Não seria justo atribuir apenas a Filipe Luís a responsabilidade de decidir sobre a utilização de Bruno Henrique, agora indiciado pela Polícia Federal. Após investigação, a PF concluiu que o atacante provocou de forma deliberada um cartão amarelo, beneficiando apostadores. A decisão sobre seu aproveitamento em campo é institucional: o Flamengo optou por seguir escalando o jogador enquanto ele exerce seu direito de defesa e aguarda julgamento.
A escolha, contudo, carrega riscos evidentes, como a possibilidade de ovação de um jogador acusado de manipular resultados ou a impressão de que um caso tão grave esteja sendo normalizado. Ainda assim, é preciso reconhecer o princípio da presunção de inocência.

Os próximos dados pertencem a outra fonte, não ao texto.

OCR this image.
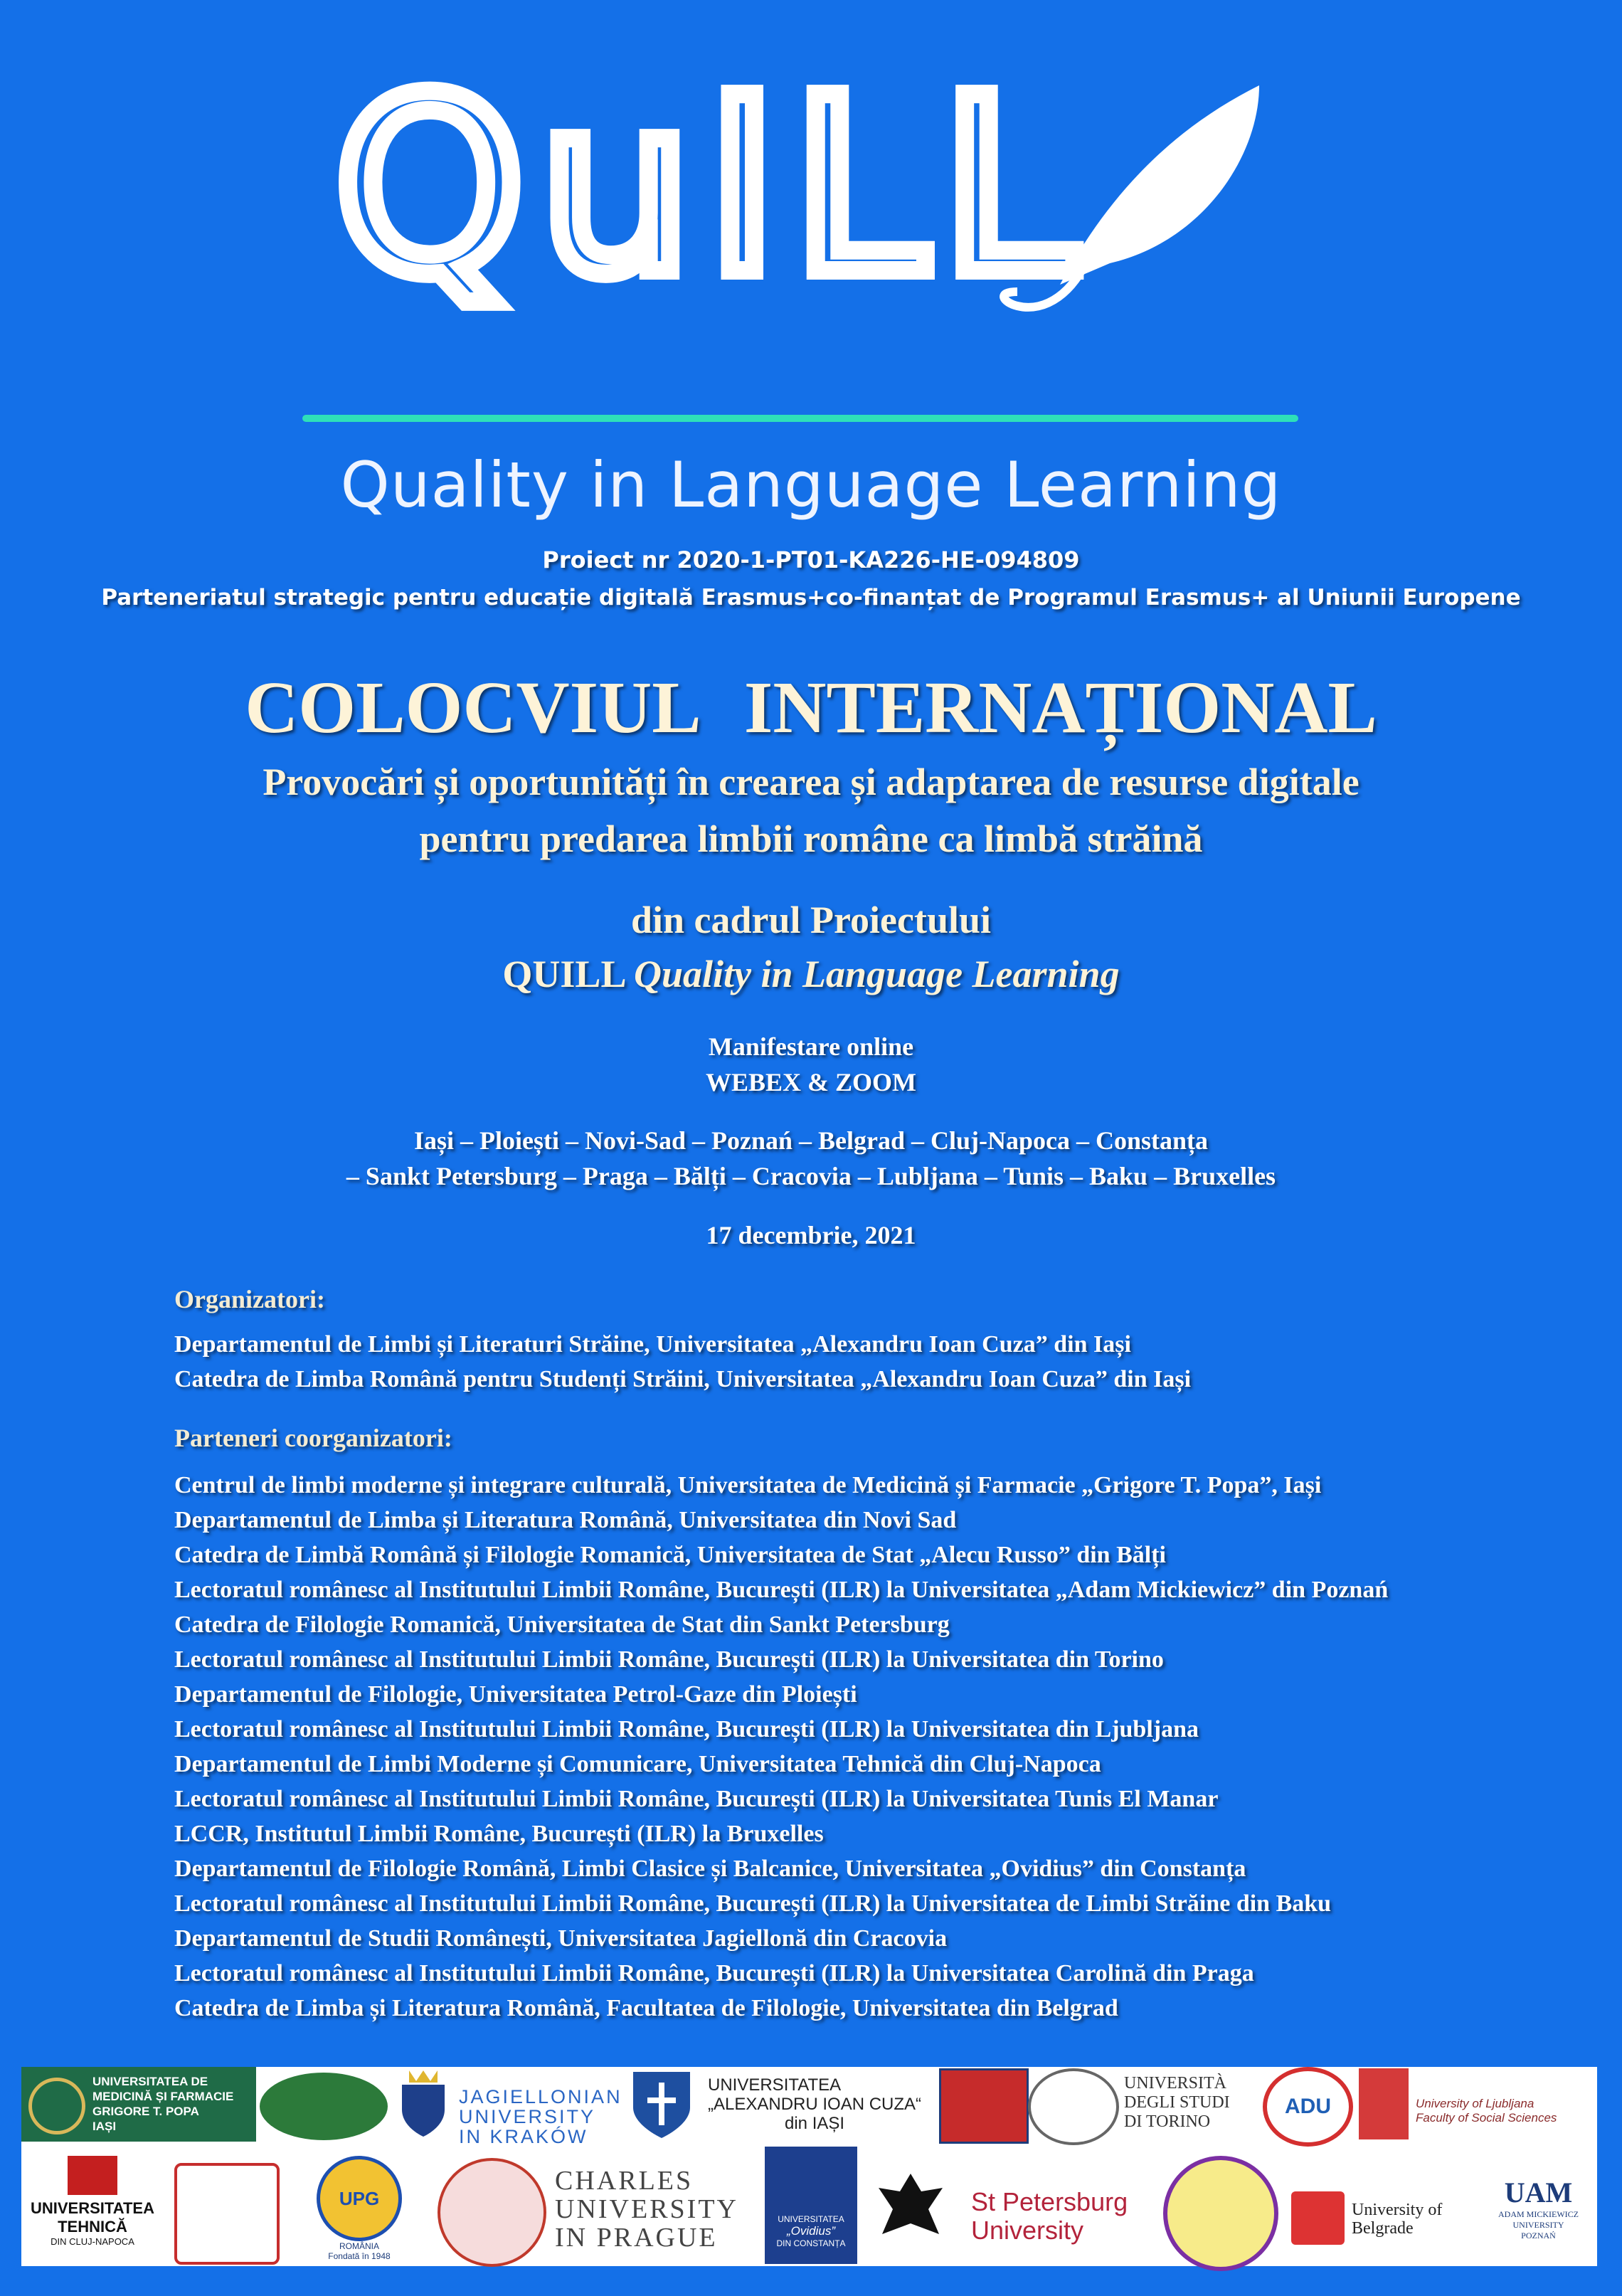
QuILL
Quality in Language Learning
Proiect nr 2020-1-PT01-KA226-HE-094809
Parteneriatul strategic pentru educație digitală Erasmus+co-finanțat de Programul Erasmus+ al Uniunii Europene
COLOCVIUL INTERNAȚIONAL
Provocări și oportunități în crearea și adaptarea de resurse digitale
pentru predarea limbii române ca limbă străină
din cadrul Proiectului
QUILL Quality in Language Learning
Manifestare online
WEBEX & ZOOM
Iași – Ploiești – Novi-Sad – Poznań – Belgrad – Cluj-Napoca – Constanța
– Sankt Petersburg – Praga – Bălți – Cracovia – Lubljana – Tunis – Baku – Bruxelles
17 decembrie, 2021
Organizatori:
Departamentul de Limbi și Literaturi Străine, Universitatea „Alexandru Ioan Cuza” din Iași
Catedra de Limba Română pentru Studenți Străini, Universitatea „Alexandru Ioan Cuza” din Iași
Parteneri coorganizatori:
Centrul de limbi moderne și integrare culturală, Universitatea de Medicină și Farmacie „Grigore T. Popa”, Iași
Departamentul de Limba și Literatura Română, Universitatea din Novi Sad
Catedra de Limbă Română și Filologie Romanică, Universitatea de Stat „Alecu Russo” din Bălți
Lectoratul românesc al Institutului Limbii Române, București (ILR) la Universitatea „Adam Mickiewicz” din Poznań
Catedra de Filologie Romanică, Universitatea de Stat din Sankt Petersburg
Lectoratul românesc al Institutului Limbii Române, București (ILR) la Universitatea din Torino
Departamentul de Filologie, Universitatea Petrol-Gaze din Ploiești
Lectoratul românesc al Institutului Limbii Române, București (ILR) la Universitatea din Ljubljana
Departamentul de Limbi Moderne și Comunicare, Universitatea Tehnică din Cluj-Napoca
Lectoratul românesc al Institutului Limbii Române, București (ILR) la Universitatea Tunis El Manar
LCCR, Institutul Limbii Române, București (ILR) la Bruxelles
Departamentul de Filologie Română, Limbi Clasice și Balcanice, Universitatea „Ovidius” din Constanța
Lectoratul românesc al Institutului Limbii Române, București (ILR) la Universitatea de Limbi Străine din Baku
Departamentul de Studii Românești, Universitatea Jagiellonă din Cracovia
Lectoratul românesc al Institutului Limbii Române, București (ILR) la Universitatea Carolină din Praga
Catedra de Limba și Literatura Română, Facultatea de Filologie, Universitatea din Belgrad
UNIVERSITATEA DE
MEDICINĂ ȘI FARMACIE
GRIGORE T. POPA
IAȘI
JAGIELLONIAN
UNIVERSITY
IN KRAKÓW
UNIVERSITATEA
„ALEXANDRU IOAN CUZA“
din IAȘI
UNIVERSITÀ
DEGLI STUDI
DI TORINO
ADU	University of Ljubljana
Faculty of Social Sciences
UNIVERSITATEA
TEHNICĂ
DIN CLUJ-NAPOCA
UPG
ROMÂNIA
Fondată în 1948
CHARLES
UNIVERSITY
IN PRAGUE
UNIVERSITATEA
„Ovidius”
DIN CONSTANȚA
St Petersburg
University
University of
Belgrade
UAM
ADAM MICKIEWICZ
UNIVERSITY
POZNAŃ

Mais do que colocar Bruno Henrique em campo numa partida já decidida, Filipe Luís demonstrou coragem ao abordar o tema em entrevista. Suas declarações foram mais profundas do que boa parte das manifestações já vistas entre profissionais do futebol sobre a relação entre o esporte e as apostas. Ao mesmo tempo, revelou a complexidade de tratar o assunto, mesmo para quem, como Filipe, demonstra clareza em seus valores e posições.

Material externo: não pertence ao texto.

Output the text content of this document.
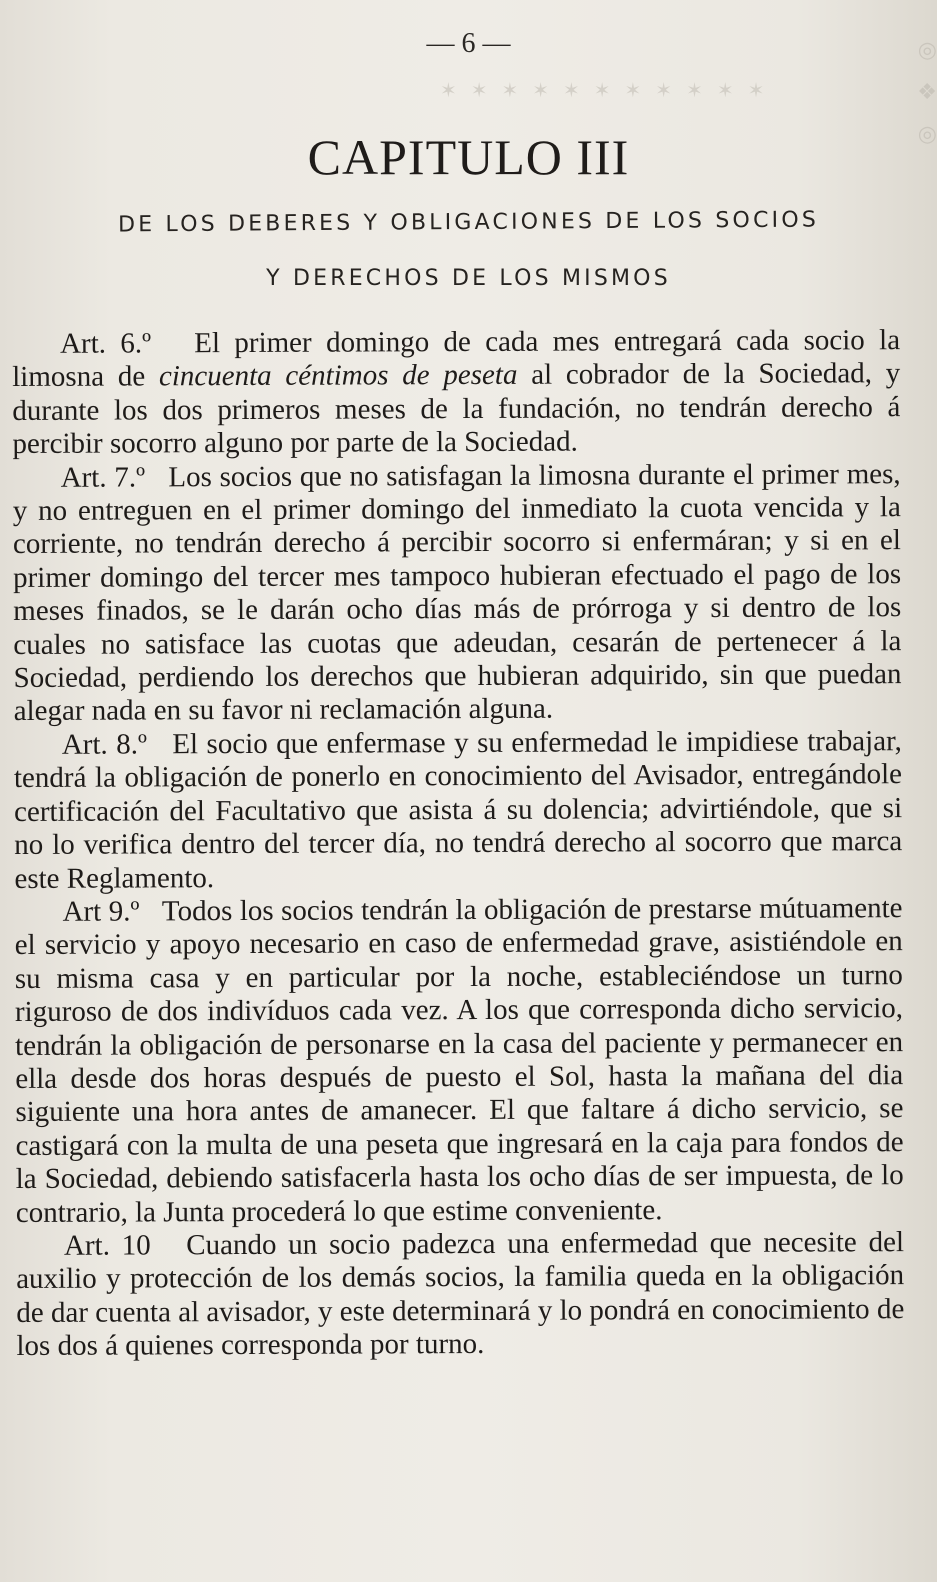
◎
❖
◎
✶✶✶✶✶✶✶✶✶✶✶
— 6 —
CAPITULO III
DE LOS DEBERES Y OBLIGACIONES DE LOS SOCIOS
Y DERECHOS DE LOS MISMOS

Art. 6.º El primer domingo de cada mes entregará cada socio la limosna de cincuenta céntimos de peseta al cobrador de la Sociedad, y durante los dos primeros meses de la fundación, no tendrán derecho á percibir socorro alguno por parte de la Sociedad.

Art. 7.º Los socios que no satisfagan la limosna durante el primer mes, y no entreguen en el primer domingo del inmediato la cuota vencida y la corriente, no tendrán derecho á percibir socorro si enfermáran; y si en el primer domingo del tercer mes tampoco hubieran efectuado el pago de los meses finados, se le darán ocho días más de prórroga y si dentro de los cuales no satisface las cuotas que adeudan, cesarán de pertenecer á la Sociedad, perdiendo los derechos que hubieran adquirido, sin que puedan alegar nada en su favor ni reclamación alguna.

Art. 8.º El socio que enfermase y su enfermedad le impidiese trabajar, tendrá la obligación de ponerlo en conocimiento del Avisador, entregándole certificación del Facultativo que asista á su dolencia; advirtiéndole, que si no lo verifica dentro del tercer día, no tendrá derecho al socorro que marca este Reglamento.

Art 9.º Todos los socios tendrán la obligación de prestarse mútuamente el servicio y apoyo necesario en caso de enfermedad grave, asistiéndole en su misma casa y en particular por la noche, estableciéndose un turno riguroso de dos indivíduos cada vez. A los que corresponda dicho servicio, tendrán la obligación de personarse en la casa del paciente y permanecer en ella desde dos horas después de puesto el Sol, hasta la mañana del dia siguiente una hora antes de amanecer. El que faltare á dicho servicio, se castigará con la multa de una peseta que ingresará en la caja para fondos de la Sociedad, debiendo satisfacerla hasta los ocho días de ser impuesta, de lo contrario, la Junta procederá lo que estime conveniente.

Art. 10 Cuando un socio padezca una enfermedad que necesite del auxilio y protección de los demás socios, la familia queda en la obligación de dar cuenta al avisador, y este determinará y lo pondrá en conocimiento de los dos á quienes corresponda por turno.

Num cenário em que a indústria das apostas estendeu seus tentáculos por toda a estrutura do esporte, foi um gesto raro: um treinador de um dos clubes mais populares do país abordando as apostas como questão social, alertando para os riscos da dependência e do impacto financeiro sobre famílias. Filipe também mencionou restrições publicitárias impostas a indústrias como a do tabaco, e assumiu publicamente o compromisso de não atuar em campanhas de casas de apostas.

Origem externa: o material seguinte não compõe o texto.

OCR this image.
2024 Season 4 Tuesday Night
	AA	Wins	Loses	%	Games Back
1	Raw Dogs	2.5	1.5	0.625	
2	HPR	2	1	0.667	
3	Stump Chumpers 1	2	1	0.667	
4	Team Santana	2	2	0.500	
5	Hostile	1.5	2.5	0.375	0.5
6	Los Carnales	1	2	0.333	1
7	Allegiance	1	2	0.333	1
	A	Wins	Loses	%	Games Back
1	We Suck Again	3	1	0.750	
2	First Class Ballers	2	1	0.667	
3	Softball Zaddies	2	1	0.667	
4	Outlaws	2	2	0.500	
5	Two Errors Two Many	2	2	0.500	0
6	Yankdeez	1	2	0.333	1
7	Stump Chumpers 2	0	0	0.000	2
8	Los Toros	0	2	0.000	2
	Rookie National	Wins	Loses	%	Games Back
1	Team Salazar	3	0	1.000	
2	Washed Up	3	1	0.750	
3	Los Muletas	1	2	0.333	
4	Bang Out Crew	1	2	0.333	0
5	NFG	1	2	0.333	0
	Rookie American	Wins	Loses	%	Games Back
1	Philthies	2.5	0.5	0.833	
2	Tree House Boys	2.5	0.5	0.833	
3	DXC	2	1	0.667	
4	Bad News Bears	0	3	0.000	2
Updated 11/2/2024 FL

Dizer o que se pensa sobre o tema exige coragem. Afinal, neste século, as apostas representaram a principal fonte de dinheiro novo no futebol, irrigando clubes, federações, ligas e empresas de mídia. Qualquer restrição à publicidade impactaria diretamente esses setores — e, consequentemente, profissionais como o próprio Filipe Luís.